# Perpendiculars

• Feb 10th 2011, 07:36 AM
bramkierkels
Perpendiculars
(See Attachment)
Given a Triangle ABC with circumcenter Z.
And a line l outside the triangle ABC.
There are four perpendiculars to L, starting in A, B, C and Z. (ending in respectively A',B',C' and Z')
I want to proof:

ZZ'=$\displaystyle \frac{1}{3}$(AA'+BB'+CC')

Thanks for you help
• Feb 13th 2011, 10:34 AM
Opalg
Quote:

Originally Posted by bramkierkels
(See Attachment)
Given a Triangle ABC with circumcenter Z.
And a line l outside the triangle ABC.
There are four perpendiculars to L, starting in A, B, C and Z. (ending in respectively A',B',C' and Z')
I want to proof:

ZZ'=$\displaystyle \frac{1}{3}$(AA'+BB'+CC')

Thanks for you help

This is best done using vectors. Let P be a point on the line $\displaystyle \ell$, and let $\displaystyle \mathbf{p}$ be the position vector of P. Let $\displaystyle \mathbf{n}$ be a unit vector perpendicular to $\displaystyle \ell$. Given a point X, with position vector $\displaystyle \mathbf{x}$, let X' be the foot of the perpendicular from X to $\displaystyle \ell$. Then the position vector of X' is $\displaystyle \mathbf{x} + d\mathbf{n}$, where d is the distance XX'. Also, the line PX' is perpendicular to $\displaystyle \mathbf{n}$, and so $\displaystyle (\mathbf{x}+d\mathbf{n} - \mathbf{p})\mathbf{.}\mathbf{n} = 0$ (where the dot represents the inner product). Therefore $\displaystyle d = (\mathbf{x} - \mathbf{np})\mathbf{.}\mathbf{n}$ (because $\displaystyle \mathbf{n}\mathbf{.}\mathbf{n} = 1$).
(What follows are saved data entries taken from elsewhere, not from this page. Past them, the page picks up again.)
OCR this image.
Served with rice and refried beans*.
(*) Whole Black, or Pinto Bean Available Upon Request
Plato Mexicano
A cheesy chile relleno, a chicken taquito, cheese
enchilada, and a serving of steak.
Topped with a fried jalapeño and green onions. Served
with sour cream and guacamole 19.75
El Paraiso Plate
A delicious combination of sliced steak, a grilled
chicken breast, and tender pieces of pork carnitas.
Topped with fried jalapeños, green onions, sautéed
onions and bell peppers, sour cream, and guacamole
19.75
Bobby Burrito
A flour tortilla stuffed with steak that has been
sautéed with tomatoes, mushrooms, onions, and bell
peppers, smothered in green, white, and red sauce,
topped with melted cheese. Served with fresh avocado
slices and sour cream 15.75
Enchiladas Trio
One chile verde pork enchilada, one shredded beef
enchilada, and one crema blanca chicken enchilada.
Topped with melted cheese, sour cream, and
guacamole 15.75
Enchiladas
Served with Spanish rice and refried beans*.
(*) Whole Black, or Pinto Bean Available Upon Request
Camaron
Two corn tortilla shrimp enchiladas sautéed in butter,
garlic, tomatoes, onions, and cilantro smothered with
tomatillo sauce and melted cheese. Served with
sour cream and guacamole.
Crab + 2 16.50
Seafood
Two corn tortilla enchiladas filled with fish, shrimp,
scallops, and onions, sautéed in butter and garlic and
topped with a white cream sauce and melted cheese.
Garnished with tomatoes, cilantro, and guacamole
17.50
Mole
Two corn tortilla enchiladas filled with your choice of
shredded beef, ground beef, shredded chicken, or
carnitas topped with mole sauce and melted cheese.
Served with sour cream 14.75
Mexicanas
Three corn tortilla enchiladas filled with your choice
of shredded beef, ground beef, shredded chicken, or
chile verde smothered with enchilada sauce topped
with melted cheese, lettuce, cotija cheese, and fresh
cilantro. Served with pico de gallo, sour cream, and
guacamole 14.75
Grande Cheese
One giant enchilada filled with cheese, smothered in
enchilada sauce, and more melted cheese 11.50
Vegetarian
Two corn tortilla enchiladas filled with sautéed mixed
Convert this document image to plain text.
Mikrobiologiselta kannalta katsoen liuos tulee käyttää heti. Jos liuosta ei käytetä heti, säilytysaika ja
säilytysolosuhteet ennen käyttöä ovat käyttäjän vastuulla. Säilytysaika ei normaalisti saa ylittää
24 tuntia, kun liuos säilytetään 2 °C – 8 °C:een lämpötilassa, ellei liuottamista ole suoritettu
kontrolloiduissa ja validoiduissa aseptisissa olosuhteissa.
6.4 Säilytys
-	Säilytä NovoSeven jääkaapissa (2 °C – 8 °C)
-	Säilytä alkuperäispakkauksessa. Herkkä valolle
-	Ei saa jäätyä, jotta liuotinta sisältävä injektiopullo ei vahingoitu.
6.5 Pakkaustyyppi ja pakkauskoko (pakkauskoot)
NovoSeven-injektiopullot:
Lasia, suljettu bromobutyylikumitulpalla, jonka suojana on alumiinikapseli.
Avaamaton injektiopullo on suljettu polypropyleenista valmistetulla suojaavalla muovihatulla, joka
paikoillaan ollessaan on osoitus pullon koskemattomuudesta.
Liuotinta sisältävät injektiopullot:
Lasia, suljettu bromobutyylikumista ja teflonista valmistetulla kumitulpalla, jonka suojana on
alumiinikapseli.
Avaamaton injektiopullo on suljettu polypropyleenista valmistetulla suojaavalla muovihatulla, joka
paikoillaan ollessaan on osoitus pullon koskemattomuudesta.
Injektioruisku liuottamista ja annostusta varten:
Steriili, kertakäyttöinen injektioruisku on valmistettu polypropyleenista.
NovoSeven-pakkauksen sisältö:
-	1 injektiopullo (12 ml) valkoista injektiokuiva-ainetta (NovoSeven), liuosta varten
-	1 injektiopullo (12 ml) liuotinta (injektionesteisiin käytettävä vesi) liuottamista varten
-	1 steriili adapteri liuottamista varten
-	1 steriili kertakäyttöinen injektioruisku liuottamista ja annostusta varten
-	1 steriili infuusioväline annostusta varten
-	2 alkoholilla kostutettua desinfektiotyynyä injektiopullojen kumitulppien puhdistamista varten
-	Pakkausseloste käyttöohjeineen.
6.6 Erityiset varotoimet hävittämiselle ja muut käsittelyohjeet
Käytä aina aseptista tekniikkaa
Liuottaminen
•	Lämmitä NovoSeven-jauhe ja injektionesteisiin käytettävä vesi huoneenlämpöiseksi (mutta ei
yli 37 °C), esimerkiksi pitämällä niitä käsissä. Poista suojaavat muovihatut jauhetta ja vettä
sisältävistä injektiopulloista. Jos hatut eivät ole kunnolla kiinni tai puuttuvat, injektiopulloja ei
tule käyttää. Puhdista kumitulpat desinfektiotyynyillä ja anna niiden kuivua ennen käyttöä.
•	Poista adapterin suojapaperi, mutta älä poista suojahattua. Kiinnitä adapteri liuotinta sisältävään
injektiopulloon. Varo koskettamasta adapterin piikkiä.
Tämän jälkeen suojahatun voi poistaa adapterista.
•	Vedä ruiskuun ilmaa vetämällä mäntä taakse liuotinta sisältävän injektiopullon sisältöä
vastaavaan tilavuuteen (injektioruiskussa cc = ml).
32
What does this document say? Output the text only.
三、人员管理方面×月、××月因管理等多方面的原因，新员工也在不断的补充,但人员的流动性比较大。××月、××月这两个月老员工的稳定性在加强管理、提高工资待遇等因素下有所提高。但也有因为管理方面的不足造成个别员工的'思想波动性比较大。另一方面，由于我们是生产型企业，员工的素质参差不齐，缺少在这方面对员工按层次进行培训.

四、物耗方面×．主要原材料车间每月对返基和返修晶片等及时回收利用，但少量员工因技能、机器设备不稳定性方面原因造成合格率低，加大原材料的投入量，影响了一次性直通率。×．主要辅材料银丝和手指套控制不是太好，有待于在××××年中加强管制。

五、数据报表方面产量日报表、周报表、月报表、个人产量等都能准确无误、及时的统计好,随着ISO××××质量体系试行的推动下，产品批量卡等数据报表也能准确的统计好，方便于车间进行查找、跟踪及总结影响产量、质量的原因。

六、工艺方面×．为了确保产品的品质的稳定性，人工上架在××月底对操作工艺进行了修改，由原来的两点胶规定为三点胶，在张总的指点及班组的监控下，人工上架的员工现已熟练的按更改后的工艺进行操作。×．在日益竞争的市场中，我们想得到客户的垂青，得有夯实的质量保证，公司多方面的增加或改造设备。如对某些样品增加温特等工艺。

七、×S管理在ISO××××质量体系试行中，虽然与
If A, B, C, Z have position vectors $\displaystyle \mathbf{a},\ \mathbf{b},\ \mathbf{c},\ \mathbf{z}$, then $\displaystyle \mathbf{z} = \frac13(\mathbf{a}+\mathbf{b}+ \mathbf{c})$. Thus $\displaystyle \frac13(AA'+BB'+CC') = \frac13\bigl((\mathbf{a} - \mathbf{p})\mathbf{.}\mathbf{n} + (\mathbf{b} - \mathbf{p})\mathbf{.}\mathbf{n} + (\mathbf{c} - \mathbf{p})\mathbf{.}\mathbf{n}\bigr)$, which simplifies to $\displaystyle (\mathbf{z} - \mathbf{p})\mathbf{.}\mathbf{n} = ZZ'$.
• Feb 13th 2011, 10:46 AM
bram kierkels
Thanks Opalg, but actually I was looking for a solution only using Euclidean Geometry. Can you help me?